New York Chef Masa Takayama prepares sushi. Masa
The opulent Columbus Circle institution will hike its menu price by up to $150 in April
Masa in Midtown has long held the title of the country’s most expensive restaurant, a distinction it doesn’t appear to be in danger of losing thanks to a new eye-popping set of prices. An extravagant counter meal of wagyu beef, caviar-crowned toro, and white truffle ice cream will soon cost at least $1,000 per person, and that’s before a single drop of wine or sake is poured.

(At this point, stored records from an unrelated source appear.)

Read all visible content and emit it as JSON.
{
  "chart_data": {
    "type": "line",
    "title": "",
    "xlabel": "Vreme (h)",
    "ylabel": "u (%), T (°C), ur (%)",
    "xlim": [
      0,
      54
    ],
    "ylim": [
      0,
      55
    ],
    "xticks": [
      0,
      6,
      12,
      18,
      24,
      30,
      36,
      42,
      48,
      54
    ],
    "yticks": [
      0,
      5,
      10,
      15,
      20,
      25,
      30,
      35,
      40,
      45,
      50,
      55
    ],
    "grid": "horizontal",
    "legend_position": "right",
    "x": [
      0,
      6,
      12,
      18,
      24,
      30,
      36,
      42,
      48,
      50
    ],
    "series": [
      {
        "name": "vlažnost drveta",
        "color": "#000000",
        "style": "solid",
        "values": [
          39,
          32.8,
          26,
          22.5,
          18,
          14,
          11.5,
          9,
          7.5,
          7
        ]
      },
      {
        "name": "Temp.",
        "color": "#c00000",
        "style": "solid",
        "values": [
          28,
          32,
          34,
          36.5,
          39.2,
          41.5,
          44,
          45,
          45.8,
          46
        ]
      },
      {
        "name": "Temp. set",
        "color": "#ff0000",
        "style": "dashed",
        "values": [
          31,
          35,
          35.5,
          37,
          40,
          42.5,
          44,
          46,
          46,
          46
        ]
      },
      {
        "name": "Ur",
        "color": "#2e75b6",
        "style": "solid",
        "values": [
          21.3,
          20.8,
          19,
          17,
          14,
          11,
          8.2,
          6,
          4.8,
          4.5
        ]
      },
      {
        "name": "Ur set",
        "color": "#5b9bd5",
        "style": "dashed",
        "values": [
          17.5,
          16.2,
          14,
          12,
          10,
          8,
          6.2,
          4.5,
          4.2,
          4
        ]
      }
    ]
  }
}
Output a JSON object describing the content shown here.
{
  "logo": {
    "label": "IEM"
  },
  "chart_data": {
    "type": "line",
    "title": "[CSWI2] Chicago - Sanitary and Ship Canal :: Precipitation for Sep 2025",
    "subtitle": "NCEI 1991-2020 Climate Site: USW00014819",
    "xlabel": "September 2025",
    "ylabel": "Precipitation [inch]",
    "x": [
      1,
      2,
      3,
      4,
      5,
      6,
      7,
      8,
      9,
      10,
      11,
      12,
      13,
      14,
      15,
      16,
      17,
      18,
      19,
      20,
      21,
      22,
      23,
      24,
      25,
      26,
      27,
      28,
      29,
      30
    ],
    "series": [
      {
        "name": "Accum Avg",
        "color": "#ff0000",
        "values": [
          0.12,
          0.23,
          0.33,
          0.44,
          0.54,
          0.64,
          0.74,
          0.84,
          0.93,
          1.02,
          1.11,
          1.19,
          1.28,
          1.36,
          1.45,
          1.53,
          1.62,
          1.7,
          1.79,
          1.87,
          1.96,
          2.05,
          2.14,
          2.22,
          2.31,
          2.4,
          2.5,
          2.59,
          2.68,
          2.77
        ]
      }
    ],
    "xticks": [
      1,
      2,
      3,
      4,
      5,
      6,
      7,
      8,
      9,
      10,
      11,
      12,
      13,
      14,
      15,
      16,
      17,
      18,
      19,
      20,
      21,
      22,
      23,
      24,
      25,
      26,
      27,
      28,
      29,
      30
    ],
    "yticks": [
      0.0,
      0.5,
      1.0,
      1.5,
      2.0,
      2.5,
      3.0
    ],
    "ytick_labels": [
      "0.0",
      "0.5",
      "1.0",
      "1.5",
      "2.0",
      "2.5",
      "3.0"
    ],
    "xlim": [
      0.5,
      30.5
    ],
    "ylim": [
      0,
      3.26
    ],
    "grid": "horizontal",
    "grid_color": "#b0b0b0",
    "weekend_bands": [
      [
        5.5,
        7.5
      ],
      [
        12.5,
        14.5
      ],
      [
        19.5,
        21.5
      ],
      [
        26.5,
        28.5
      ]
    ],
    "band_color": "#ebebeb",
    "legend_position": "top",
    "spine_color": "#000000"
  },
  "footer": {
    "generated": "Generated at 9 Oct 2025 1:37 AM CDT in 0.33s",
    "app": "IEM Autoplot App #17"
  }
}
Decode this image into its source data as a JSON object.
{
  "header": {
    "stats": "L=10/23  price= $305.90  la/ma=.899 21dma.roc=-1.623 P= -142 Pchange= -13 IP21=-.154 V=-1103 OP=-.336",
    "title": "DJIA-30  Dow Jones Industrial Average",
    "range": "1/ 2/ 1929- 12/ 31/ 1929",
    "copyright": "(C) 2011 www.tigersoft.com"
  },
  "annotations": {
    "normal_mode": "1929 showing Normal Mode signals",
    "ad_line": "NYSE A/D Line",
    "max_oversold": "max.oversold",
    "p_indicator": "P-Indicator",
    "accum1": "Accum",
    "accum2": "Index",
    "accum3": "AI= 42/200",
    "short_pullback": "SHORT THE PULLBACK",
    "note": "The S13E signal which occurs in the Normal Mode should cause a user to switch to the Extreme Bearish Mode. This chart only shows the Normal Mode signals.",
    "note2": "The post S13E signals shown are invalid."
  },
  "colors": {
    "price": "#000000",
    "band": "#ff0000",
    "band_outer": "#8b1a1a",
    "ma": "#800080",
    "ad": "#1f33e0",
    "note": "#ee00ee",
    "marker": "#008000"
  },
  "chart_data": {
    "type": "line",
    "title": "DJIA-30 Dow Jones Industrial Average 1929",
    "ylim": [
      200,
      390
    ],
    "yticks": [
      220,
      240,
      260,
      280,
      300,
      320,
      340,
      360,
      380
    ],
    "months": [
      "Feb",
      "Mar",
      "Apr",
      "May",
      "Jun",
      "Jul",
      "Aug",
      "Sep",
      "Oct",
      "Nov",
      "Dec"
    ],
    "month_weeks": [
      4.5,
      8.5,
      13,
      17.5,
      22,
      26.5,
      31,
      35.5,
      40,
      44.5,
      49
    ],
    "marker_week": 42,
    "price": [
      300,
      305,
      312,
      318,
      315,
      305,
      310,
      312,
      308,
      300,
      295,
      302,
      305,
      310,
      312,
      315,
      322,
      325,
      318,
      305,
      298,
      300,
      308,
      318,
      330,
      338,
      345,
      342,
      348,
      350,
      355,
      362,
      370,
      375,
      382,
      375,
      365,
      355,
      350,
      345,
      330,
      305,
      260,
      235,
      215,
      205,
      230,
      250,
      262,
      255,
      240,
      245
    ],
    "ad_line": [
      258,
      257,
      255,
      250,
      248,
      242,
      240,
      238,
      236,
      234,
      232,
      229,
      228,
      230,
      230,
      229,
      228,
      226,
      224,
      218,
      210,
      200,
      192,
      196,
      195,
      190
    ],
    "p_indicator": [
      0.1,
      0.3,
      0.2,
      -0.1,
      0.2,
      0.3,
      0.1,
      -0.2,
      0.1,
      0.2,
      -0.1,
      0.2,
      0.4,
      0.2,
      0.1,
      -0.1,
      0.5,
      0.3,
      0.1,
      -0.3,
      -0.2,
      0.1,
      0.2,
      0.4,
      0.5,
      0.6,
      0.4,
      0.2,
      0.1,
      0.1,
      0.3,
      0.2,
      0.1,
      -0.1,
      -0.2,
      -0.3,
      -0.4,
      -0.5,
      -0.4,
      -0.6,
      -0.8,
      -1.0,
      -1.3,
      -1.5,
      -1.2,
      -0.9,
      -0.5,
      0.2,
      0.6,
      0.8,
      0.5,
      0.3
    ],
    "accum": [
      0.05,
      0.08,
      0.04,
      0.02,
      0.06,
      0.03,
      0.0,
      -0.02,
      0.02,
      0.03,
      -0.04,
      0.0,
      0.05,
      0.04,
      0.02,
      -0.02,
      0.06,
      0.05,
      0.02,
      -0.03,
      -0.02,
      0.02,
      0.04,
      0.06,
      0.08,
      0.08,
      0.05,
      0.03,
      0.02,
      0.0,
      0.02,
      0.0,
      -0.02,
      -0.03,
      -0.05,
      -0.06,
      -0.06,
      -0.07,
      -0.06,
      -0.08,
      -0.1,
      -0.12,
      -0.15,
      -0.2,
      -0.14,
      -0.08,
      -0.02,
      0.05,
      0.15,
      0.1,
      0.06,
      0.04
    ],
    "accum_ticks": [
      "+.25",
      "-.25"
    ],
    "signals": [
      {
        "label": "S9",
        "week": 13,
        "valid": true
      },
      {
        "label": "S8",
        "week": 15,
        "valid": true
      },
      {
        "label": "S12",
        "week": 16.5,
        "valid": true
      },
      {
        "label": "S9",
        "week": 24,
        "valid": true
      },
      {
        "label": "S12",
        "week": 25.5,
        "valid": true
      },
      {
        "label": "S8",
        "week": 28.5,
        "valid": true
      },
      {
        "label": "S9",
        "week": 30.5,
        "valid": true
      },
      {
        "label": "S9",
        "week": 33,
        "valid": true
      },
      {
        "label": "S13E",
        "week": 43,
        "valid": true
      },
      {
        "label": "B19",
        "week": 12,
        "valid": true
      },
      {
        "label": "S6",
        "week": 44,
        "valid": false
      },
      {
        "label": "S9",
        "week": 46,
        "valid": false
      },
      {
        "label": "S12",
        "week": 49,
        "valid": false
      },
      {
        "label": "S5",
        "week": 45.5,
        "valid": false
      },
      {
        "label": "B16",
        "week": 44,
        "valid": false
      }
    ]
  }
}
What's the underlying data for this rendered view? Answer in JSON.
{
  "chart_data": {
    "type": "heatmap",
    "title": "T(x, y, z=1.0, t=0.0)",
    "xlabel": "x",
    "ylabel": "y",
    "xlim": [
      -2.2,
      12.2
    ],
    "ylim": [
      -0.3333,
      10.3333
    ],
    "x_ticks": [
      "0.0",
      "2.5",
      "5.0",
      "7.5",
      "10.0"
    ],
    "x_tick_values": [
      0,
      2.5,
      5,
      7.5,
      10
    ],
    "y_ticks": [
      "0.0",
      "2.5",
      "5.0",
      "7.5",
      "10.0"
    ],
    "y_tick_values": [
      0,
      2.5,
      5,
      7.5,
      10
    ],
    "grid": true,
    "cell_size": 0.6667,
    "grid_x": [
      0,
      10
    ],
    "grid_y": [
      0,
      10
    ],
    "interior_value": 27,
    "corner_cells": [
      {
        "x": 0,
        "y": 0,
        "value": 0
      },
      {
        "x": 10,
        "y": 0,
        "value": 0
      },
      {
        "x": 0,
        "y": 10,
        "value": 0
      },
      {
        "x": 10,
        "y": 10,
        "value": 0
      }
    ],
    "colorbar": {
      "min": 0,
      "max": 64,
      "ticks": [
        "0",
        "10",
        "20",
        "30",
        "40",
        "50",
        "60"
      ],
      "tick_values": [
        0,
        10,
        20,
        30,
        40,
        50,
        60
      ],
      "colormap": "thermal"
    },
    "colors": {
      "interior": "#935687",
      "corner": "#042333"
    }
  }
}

In the early aughts, a time of gilded, sometimes Marie Antoinette-style opulence in the New York dining world, a solo meal at the sushi den used to run an unthinkable $500 or thereabouts. Now, that wild number almost seems quaint.
Starting in April, a prized bar seat at the restaurant will jump by $150 to $950, according to the venue’s reservations page. Add on tax and the omakase service will run $1,034. Patrons choosing to sit at one of the tables will pay $750, a $100 increase. A spokesperson did not respond to an Eater inquiry about the new pricing.
Masa, it should be noted, is not an obscure private club for yacht owners. The chef, Masa Takayama, accompanied Anthony Bourdain during an episode of No Reservations, and has appeared on Late Night with Seth Meyers. The restaurant itself received a maximum grant of $5 million from the Restaurant Revitalization Fund last spring, a pandemic-era program that most New York culinary establishments were shut out from. And Masa is the only stateside sushi-ya with three Michelin-stars, an accolade reserved for establishments so impressive that they merit, in the words of the Red Guide inspectors, a “special journey.” It’s the type of place that would theoretically justify a trans-Atlantic voyage.
The new pricing, however, allows for a more sobering superlative: Masa now ranks as the only high profile U.S. restaurant where dinner for one will regularly command $1,000 per person before drinks. Even amid Manhattan’s competitive fine dining scene, no other venue even comes close in price — with the exception of a particularly extravagant menu offering at Per Se, conveniently located next door to Masa at the Deutsche Bank Center.
Masa’s pricing has long trended in an exclusionary direction, but a meal for two that will likely run close to $2,500 after beverages telegraphs even more aristocratic energy, something to the effect of: If you have to compare the cost of a dinner with what you spend on monthly rent or an entire vacation, maybe this place isn’t for you.
An $800 temaki box Masa offered earlier during the pandemic. Gary He/Eater
Takayama’s hike is just the latest in the wake of upward price moves throughout the city’s high-end Japanese scene. Rising food and supply chain costs, along with strong consumer demand, have pushed the cost of a luxe sushi dinner into the $400 per person range at no fewer than seven venues across Manhattan.